Nach 1998 hätten sich die Beteiligten ein neues System ausgedacht: Über fingierte Beraterverträge ohne Gegenleistungen wurden Gelder abgezweigt. „Das ist keine große Kunst, kein großes System“, sagte Siekaczek. Auf Wunsch seiner Vorgesetzten habe er sich bereit erklärt, als zentrale Stelle zu fungieren und die Vielzahl von Verträgen zu minimieren. Alle Beteiligten hätten gewusst, „dass wir hier was tun, was ungesetzlich ist“. Sie hätten sich aber gesagt: „Wir tun's nicht für uns, sondern für diese Firma.“

Gemeinsam mit einem weiteren Haupttäter baute Siekaczek der Anklage zufolge ein Geflecht von Tarnfirmen im Mittleren Osten, den Kanalinseln und der Karibik auf, über die Millionenbeträge im Zusammenhang mit Telekommunikationsprojekten in Ägypten, Saudi-Arabien, Indonesien oder für die Olympischen Spiele in Athen flossen. Das System habe circa anderthalb Jahre reibungslos funktioniert, sagte der Angeklagte. 2004 sei es wegen einer Geldwäsche-Prüfung in Liechtenstein kritisch geworden.
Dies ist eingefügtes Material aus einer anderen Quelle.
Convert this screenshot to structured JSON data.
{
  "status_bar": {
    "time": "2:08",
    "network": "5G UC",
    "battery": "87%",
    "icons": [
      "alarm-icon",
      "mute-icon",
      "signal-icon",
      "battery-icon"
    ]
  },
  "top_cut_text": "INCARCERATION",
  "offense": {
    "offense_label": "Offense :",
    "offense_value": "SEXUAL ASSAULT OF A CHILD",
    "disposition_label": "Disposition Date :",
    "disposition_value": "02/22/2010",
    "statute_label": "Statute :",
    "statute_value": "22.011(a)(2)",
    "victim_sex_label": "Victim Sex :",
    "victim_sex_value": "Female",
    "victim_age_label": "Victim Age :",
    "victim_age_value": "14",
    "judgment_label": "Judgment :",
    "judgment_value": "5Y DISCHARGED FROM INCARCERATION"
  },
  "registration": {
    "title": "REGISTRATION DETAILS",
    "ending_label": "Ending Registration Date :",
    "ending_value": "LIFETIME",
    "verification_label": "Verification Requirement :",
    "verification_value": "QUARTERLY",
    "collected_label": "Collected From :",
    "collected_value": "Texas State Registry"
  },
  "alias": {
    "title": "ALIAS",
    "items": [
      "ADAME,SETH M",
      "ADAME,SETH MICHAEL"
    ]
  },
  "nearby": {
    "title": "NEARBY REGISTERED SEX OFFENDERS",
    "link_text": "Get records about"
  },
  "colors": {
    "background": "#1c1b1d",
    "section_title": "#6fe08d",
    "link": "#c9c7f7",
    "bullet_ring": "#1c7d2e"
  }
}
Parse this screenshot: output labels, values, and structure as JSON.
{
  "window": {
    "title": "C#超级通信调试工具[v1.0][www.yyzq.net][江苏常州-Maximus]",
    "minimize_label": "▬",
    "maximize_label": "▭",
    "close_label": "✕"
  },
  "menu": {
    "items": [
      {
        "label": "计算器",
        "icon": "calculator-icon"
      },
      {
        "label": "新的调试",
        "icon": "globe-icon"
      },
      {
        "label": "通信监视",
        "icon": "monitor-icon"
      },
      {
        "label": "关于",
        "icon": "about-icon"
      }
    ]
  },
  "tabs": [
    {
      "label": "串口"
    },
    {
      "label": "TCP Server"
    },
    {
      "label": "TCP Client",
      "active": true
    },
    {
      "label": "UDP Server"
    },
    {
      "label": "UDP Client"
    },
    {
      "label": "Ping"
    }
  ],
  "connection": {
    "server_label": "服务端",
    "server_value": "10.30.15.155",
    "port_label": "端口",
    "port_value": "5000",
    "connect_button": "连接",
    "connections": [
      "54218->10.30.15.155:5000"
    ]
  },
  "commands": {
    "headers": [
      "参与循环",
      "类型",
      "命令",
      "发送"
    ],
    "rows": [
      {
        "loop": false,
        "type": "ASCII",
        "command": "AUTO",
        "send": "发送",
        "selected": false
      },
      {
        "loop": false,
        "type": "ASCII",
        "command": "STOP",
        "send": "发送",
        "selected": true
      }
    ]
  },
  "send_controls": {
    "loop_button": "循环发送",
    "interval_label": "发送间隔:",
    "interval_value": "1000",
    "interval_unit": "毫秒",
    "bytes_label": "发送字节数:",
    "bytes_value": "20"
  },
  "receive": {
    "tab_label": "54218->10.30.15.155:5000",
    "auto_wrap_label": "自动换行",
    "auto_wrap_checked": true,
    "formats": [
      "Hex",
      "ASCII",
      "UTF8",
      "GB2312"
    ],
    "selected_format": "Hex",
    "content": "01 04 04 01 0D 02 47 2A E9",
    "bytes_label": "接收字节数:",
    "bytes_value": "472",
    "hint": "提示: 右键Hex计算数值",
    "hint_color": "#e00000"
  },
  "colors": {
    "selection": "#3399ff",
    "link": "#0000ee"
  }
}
Siekaczek sagte vor Gericht, er habe Bereichsvorstand Thomas Ganswindt Anfang 2004 klar informiert, welche Zahlungen in welche Länder flössen und welche Kollegen involviert seien. Dieser habe ihm aber nicht geholfen. „Er hat niemandem gesagt: Hört auf mit diesen Zusagen, hört auf mit diesen Zahlungen.“ Dem Angeklagten, der im Herbst 2004 nach 38 Jahren bei Siemens ausschied und als Berater für den Konzern tätig war, droht jetzt eine mehrjährige Haftstrafe.

Gegen Ganswindt und andere Manager laufen strafrechtliche Ermittlungen im Zusammenhang mit dem Schmiergeldskandal. Der auf 15 Verhandlungstage angesetzte Prozess wird am Mittwoch fortgesetzt. Neben zahlreichen Managern sollen auch der frühere Siemens-Chef Heinrich von Pierer und Finanzchef Joe Kaeser als Zeugen gehört werden. Der Konzern hatte dubiose Zahlungen über 1,3 Milliarden Euro von 1999 bis 2006 eingeräumt. Der Gesamtschaden belief sich zuletzt auf 1,8 Milliarden Euro.